Quase toda crise que vaza mal foi tratada primeiro por fora e só depois por dentro. Antes de qualquer resposta pública sobre a suspeita sobre a autenticidade de uma obra atribuída a ele, quem está ao redor do artista plástico — equipe, aliados, família — precisa saber o que aconteceu e o que dizer. Como vive da confiança do circuito e uma dúvida sobre autenticidade derruba o valor do nome, uma voz interna desalinhada vira uma frente nova de crise: basta um próximo comentar diferente para o colecionador enxergar contradição onde deveria ver uma versão só.
Antes de seguir, o guia completo de gerenciamento de crise dá o quadro geral.
O erro mais comum aqui é deixar uma suspeita de autenticidade sem esclarecimento público.
Vale lembrar do gatilho: grandes feiras e leilões colocam o nome sob avaliação do mercado.
Em Florianópolis, Brasília e Teresina, a disputa pela primeira página do nome já acontece; ter uma versão própria bem posicionada é o que separa quem controla a narrativa de quem só reage.

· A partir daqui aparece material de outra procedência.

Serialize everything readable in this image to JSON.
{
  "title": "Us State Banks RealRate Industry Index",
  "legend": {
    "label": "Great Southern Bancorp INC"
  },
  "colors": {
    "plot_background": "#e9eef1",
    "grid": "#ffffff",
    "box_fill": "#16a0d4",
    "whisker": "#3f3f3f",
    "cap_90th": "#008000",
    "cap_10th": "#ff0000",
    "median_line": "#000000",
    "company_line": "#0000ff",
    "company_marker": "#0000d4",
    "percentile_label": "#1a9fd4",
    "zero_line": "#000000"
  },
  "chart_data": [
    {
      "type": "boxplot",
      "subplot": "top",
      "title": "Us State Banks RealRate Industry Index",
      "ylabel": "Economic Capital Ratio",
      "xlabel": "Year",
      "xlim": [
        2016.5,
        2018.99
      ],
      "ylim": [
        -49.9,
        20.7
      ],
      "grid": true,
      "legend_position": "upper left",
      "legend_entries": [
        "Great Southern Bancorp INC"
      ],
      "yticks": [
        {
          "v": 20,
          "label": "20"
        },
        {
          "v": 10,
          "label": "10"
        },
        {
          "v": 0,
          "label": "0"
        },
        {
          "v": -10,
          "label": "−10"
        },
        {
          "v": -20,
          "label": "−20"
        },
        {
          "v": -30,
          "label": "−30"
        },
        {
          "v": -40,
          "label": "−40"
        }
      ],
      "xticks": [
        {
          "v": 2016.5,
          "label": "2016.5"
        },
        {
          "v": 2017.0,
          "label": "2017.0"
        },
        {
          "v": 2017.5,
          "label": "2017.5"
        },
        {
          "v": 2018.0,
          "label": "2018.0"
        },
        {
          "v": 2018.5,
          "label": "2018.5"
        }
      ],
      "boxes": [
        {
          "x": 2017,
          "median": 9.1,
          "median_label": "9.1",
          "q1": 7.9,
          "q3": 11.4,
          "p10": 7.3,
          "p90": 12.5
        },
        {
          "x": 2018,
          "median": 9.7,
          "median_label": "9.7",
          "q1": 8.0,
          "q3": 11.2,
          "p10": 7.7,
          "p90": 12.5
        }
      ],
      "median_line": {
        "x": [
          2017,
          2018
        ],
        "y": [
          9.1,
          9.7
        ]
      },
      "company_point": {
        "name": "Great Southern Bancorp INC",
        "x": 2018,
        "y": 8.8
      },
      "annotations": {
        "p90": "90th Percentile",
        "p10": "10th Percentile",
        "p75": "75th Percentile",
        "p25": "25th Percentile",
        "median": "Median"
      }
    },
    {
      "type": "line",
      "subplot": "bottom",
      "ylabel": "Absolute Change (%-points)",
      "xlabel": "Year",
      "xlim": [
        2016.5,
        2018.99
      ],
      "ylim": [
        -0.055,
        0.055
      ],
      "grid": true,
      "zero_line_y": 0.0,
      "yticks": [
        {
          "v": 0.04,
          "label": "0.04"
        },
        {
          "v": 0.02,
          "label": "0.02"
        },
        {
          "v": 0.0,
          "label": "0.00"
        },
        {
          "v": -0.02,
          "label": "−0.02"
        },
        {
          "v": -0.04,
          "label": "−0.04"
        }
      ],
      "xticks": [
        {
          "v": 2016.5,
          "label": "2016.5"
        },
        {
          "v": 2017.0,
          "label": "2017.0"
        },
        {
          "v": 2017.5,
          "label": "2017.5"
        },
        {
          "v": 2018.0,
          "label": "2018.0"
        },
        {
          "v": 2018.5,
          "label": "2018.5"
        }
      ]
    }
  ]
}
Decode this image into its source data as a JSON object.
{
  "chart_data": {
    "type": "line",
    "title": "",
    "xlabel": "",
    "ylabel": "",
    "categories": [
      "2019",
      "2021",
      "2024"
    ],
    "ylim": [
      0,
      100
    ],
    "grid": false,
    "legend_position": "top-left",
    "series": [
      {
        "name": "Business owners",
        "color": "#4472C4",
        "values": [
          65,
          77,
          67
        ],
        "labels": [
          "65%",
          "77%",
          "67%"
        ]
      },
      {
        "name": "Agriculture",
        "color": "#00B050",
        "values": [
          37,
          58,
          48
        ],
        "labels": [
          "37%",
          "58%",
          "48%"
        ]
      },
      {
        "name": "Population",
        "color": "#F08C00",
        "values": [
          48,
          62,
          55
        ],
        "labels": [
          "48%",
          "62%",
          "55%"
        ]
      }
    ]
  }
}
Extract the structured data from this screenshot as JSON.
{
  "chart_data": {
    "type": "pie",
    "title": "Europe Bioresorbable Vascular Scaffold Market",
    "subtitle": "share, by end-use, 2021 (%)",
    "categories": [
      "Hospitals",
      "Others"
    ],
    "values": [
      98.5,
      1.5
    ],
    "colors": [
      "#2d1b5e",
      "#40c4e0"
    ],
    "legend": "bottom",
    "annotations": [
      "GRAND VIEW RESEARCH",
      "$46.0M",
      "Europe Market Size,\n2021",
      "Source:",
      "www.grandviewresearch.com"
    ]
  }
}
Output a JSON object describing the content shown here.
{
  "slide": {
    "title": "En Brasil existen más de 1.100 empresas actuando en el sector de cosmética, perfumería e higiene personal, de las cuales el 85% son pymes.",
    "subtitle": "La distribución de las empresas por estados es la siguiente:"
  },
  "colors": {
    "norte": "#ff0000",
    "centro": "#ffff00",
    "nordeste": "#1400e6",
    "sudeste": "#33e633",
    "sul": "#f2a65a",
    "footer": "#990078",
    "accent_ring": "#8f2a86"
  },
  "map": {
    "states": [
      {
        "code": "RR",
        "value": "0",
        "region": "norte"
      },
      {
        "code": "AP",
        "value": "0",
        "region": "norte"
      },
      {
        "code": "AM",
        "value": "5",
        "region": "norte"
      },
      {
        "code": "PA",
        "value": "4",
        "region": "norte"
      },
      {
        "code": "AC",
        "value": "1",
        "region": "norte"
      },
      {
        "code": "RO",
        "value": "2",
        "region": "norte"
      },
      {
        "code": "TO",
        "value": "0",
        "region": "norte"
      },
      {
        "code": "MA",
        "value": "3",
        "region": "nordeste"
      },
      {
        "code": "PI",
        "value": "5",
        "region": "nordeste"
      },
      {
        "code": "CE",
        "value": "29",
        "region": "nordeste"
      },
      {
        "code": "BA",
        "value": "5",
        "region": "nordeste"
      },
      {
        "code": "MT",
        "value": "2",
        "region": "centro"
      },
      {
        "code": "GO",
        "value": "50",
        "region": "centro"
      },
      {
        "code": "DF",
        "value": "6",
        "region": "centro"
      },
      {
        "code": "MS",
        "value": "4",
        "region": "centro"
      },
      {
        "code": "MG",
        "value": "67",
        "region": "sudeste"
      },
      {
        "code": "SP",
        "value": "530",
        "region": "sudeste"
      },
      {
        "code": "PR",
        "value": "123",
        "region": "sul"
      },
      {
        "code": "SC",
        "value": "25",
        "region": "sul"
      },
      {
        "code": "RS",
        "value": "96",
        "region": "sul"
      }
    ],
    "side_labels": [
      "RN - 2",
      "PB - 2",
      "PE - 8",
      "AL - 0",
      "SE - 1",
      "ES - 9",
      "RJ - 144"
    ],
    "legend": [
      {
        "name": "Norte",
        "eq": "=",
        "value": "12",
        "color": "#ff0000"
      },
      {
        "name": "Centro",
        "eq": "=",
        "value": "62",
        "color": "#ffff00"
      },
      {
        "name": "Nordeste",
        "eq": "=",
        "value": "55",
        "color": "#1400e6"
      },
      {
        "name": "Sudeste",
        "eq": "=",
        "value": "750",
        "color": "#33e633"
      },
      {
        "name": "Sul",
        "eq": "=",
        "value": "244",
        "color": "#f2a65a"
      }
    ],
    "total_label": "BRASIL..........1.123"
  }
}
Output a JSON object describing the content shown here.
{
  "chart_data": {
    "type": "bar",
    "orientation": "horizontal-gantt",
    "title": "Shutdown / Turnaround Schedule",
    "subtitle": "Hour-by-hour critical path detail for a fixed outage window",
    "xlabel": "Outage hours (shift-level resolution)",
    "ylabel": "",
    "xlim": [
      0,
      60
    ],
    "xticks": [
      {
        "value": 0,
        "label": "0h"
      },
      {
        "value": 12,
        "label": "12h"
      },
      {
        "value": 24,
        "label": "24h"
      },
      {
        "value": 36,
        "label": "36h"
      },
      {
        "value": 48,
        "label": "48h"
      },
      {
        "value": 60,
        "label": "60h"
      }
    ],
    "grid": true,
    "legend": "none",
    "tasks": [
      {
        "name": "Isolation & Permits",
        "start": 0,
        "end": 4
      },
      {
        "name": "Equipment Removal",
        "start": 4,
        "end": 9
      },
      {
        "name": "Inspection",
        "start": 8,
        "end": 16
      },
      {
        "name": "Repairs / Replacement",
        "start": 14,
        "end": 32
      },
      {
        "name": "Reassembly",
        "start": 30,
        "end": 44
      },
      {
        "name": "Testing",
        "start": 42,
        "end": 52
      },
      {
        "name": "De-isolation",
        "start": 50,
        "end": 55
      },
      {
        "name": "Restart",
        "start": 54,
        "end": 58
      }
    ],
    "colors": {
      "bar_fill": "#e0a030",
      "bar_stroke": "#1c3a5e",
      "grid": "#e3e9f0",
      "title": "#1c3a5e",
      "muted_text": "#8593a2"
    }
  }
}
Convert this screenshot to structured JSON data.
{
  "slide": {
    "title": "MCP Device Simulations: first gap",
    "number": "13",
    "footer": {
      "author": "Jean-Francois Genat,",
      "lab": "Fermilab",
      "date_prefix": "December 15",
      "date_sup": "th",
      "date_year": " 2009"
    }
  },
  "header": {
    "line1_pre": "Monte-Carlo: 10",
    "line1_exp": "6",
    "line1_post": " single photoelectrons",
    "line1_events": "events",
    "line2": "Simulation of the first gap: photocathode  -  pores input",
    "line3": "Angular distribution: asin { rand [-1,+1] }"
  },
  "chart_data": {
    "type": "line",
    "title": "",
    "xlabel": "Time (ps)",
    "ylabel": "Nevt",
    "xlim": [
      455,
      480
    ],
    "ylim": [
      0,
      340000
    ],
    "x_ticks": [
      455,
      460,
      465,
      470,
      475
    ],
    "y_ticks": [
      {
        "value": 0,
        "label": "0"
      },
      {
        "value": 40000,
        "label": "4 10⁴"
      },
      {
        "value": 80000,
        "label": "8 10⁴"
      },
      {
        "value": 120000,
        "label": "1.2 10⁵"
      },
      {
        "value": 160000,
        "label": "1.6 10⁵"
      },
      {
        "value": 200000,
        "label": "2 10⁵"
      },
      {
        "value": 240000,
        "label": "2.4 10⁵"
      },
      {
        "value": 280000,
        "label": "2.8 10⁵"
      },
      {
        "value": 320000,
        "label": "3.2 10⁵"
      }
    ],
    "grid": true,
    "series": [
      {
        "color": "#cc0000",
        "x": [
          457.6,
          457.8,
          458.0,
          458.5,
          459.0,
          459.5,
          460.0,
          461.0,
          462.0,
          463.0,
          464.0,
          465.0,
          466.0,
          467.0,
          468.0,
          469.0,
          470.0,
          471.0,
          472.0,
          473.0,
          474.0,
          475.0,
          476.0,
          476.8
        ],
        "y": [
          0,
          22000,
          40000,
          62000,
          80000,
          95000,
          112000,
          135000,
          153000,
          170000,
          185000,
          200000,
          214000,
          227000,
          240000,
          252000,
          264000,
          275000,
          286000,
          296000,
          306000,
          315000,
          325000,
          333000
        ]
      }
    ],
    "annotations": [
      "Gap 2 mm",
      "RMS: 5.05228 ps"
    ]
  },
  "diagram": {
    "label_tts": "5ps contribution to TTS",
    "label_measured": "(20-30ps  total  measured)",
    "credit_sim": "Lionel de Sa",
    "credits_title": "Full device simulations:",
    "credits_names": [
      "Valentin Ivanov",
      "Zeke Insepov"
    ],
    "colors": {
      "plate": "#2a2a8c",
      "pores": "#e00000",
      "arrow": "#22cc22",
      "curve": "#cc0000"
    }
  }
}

Mantenha o interno atualizado enquanto a crise anda
Alinhamento não é reunião única. Uma crise evolui, e a versão de a acusação de copiar o estilo de outro artista de hoje pode não ser a de amanhã. Como vive da confiança do circuito e uma dúvida sobre autenticidade derruba o valor do nome, quem foi informado no primeiro dia e depois esquecido volta a preencher lacunas por conta própria. Manter os próximos atualizados sobre o que muda em uma polêmica com uma galeria exposta publicamente é o que impede que o alinhamento inicial se desfaça no meio do caminho e exponha o valor das obras e o lugar no circuito de arte.
Como sobe em feiras de arte, leilões e temporadas de exposições, o momento certo de agir importa.
Sem uma versão própria, a narrativa fica com quem atacou.
O checklist do alinhamento interno
A ordem é sempre de dentro para fora. Diante de a acusação de copiar o estilo de outro artista, esta lista cobre o mínimo do alinhamento interno que sustenta qualquer resposta pública e protege o valor das obras e o lugar no circuito de arte de vazar por descuido:
- combine o que não se comenta em grupo, corredor ou em casa
- oriente o que responder se alguém de fora perguntar sobre a acusação de copiar o estilo de outro artista
- explique o porquê do silêncio, não só imponha silêncio
- deixe claro quem fala e quem se cala durante a crise
- defina uma única versão verdadeira dos fatos, apoiada em proveniência clara das obras, trajetória em exposições e presença própria bem posicionada
O passo seguinte, em sigilo
Quem está dentro da crise quase nunca tem a distância para conduzi-la com frieza — e o tempo, aqui, joga contra. As primeiras horas de uma crise costumam definir o tamanho dela depois. A Inovai começa a atuar assim que o diagnóstico termina.
Perguntas frequentes
Basta pedir para não comentarem a crise?
Não basta impor silêncio; é preciso explicar o porquê e dizer o que fazer se perguntarem sobre uma polêmica com uma galeria exposta publicamente. Como vive da confiança do circuito e uma dúvida sobre autenticidade derruba o valor do nome, quem entende o que está em jogo em o valor das obras e o lugar no circuito de arte colabora; quem só obedece por medo racha na primeira provocação.
Preciso atualizar quem está por perto durante a crise?
Sim. Alinhamento não é reunião única — a versão de uma polêmica com uma galeria exposta publicamente muda com o tempo. Como vive da confiança do circuito e uma dúvida sobre autenticidade derruba o valor do nome, quem foi informado e depois esquecido volta a preencher lacunas sozinho, desfazendo o alinhamento e expondo o valor das obras e o lugar no circuito de arte.
Quem exatamente o artista plástico precisa alinhar?
Quem convive de perto e pode ser perguntado — equipe, aliados ou família. Como grandes feiras e leilões colocam o nome sob avaliação do mercado, quem está no cotidiano recebe as perguntas informais que viram vazamento, não só os porta-vozes oficiais de a acusação de copiar o estilo de outro artista.